The club members are Kazimierz Adamski of Morton Grove, Wieslaw Dobrzanksi of Niles, Irenevsz Michalowski of Des Plaines and Stanislaw Matras of Chicago.
Also on the twin-engine Piper PA-34 were two guests, Monika Niemiec and her father, Stanley Niemiec, both of Harwood Heights.
Wojnicki said the destination of the group was Clearwater, Fla., but that they had intended to stop in West Virginia to look at a plane for sale. The crash occurred near Plymale Branch Road in rural Wayne County.
Shortly after 1 p.m. the pilot alerted an air traffic controller at Tri-State Airport that he was low on fuel and was attempting to land. That is according to Kevin Price, fire chief for Tri-State Airport.
“Very early on I realized this was a recovery (effort),” Price said. “As soon as I was on the scene.”
Local law enforcement and emergency units from the surrounding area responded as soon as a call went into the local 911 dispatcher. However, investigating the crash came under the jurisdiction of the National Transportation Safety Board, which was on the scene late Friday afternoon.
Brian Rayner, senior air investigator with the National Transportation Safety Board, was in charge of the investigation and held a press conference Saturday afternoon.
“This was not their destination,” Rayner said. “The tower advised they were coming here due to low fuel status.”
The plane was “completely fragmented,” by the crash with the cockpit and cabin destroyed but the plane was “largely undamaged by fire,” Rayner said.
As of Saturday investigators were still looking for one propeller that was not in the wreckage.
The crash was heard by those living along the Plymale Branch Road area.
Pam Asbury was working at her desk when she heard the crash.
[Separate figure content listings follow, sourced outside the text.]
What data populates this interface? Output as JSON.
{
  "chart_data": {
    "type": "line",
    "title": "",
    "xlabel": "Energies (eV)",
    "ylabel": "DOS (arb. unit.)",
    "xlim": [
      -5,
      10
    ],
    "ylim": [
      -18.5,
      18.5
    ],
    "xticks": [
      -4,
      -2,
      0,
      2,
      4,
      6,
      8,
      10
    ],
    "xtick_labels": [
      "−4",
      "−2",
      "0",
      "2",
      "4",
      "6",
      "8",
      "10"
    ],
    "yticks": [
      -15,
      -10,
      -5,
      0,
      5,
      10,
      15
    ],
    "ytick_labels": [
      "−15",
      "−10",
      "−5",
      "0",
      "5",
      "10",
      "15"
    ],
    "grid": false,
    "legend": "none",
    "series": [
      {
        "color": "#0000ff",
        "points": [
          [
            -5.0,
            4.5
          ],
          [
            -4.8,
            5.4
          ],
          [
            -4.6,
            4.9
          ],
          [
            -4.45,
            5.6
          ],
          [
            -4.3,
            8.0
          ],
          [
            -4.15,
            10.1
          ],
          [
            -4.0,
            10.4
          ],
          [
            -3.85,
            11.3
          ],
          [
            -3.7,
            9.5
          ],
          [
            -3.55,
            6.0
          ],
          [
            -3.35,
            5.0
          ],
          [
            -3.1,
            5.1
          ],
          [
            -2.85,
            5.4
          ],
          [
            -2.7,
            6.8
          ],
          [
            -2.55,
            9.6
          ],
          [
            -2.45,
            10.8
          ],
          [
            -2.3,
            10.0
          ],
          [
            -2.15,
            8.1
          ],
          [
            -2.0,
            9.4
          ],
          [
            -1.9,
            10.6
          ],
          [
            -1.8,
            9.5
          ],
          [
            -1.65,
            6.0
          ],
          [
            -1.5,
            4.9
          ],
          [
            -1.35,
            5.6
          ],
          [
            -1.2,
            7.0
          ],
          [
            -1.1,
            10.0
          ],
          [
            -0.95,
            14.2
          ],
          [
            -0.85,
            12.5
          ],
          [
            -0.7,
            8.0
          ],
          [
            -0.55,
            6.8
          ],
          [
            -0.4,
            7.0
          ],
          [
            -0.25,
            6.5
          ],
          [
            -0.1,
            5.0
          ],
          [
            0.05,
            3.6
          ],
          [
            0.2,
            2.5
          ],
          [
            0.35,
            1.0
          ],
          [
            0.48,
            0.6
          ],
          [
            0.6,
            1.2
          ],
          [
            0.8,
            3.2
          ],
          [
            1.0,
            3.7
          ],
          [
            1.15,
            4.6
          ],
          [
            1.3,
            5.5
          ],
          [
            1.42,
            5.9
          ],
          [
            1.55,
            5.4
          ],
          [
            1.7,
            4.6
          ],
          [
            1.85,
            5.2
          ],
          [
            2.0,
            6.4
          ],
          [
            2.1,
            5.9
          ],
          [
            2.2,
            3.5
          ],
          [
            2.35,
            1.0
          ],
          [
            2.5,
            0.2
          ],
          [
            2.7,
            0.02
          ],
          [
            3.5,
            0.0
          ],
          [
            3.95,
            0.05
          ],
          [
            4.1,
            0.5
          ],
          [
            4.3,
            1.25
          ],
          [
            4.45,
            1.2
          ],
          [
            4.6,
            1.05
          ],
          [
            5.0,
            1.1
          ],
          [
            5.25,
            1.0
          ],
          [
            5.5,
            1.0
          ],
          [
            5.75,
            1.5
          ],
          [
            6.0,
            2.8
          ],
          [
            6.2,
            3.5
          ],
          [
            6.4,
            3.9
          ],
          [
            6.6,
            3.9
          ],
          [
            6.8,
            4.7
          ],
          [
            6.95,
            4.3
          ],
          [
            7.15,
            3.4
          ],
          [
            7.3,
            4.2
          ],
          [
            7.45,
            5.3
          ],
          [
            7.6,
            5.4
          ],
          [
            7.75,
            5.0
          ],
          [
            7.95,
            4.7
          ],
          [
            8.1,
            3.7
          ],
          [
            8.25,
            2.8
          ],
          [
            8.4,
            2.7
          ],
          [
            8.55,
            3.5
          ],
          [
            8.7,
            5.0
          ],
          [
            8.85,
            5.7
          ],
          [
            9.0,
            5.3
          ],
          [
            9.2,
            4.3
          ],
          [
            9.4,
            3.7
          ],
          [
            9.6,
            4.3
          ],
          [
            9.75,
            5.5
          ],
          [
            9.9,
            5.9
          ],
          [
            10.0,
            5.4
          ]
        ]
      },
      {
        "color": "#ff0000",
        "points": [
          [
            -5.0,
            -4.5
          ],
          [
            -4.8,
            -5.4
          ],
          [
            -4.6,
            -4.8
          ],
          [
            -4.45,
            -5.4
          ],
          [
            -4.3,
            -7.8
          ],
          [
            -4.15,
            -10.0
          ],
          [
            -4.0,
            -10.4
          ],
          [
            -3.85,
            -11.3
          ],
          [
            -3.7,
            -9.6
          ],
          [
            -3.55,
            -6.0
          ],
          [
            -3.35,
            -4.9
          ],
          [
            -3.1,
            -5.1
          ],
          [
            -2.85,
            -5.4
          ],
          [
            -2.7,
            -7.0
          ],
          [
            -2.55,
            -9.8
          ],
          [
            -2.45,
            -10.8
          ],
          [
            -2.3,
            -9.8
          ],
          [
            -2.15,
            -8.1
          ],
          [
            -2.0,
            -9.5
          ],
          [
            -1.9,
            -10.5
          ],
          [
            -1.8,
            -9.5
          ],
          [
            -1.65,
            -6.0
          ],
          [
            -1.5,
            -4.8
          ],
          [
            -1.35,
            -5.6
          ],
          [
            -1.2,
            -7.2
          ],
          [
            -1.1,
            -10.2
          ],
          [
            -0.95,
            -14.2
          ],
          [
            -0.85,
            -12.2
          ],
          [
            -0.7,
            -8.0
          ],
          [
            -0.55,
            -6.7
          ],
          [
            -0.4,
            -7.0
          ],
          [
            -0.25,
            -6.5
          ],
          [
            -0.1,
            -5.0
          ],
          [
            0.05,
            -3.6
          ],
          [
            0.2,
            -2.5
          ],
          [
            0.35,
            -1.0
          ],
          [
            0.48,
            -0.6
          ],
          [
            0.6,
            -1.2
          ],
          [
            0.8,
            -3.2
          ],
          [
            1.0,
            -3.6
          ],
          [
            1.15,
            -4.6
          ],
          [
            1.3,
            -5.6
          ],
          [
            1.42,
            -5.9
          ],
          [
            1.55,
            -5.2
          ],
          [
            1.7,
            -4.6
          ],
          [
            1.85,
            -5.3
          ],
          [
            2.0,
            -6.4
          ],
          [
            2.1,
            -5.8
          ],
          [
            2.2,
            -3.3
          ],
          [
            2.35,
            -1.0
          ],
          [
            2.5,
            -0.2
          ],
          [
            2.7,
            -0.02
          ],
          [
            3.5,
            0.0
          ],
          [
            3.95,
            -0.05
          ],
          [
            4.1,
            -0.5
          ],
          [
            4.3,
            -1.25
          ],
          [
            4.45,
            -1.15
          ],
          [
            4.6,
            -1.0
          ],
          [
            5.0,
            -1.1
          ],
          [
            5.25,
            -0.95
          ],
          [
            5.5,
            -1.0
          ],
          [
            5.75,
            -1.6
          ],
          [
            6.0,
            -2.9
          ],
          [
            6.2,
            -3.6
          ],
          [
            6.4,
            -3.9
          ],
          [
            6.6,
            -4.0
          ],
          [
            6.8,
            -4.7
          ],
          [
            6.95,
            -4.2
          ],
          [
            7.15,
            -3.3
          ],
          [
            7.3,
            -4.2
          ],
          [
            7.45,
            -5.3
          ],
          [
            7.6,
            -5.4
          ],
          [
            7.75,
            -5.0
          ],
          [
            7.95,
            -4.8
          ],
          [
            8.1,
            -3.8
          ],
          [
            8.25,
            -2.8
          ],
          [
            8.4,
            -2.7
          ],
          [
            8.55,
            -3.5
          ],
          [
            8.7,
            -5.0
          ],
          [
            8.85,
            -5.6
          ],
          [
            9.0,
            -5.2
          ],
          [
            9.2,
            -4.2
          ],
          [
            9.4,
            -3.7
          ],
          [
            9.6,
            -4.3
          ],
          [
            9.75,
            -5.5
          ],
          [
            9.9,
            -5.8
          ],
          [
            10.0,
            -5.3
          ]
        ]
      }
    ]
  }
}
Asbury lives about 300 yards from the crash site.
“I heard it all right. It wasn’t an explosion. I thought a tree had fallen on a house,” Asbury said.
Asbury tried to walk out to the area.
“Snow was coming down so hard you could hardly see,” she said. “I walked out there and couldn’t see and walked down to Plymale Branch. I could see a little bit on the hillside.”
The cold snowy weather that hit the Tri-State was hampering investigators as they combed the hillside looking for clues to why the crash happened.
“Weather is going to affect the order in which we do things,” Rayner said on Saturday.
The final report on what happened could take up to a year to complete.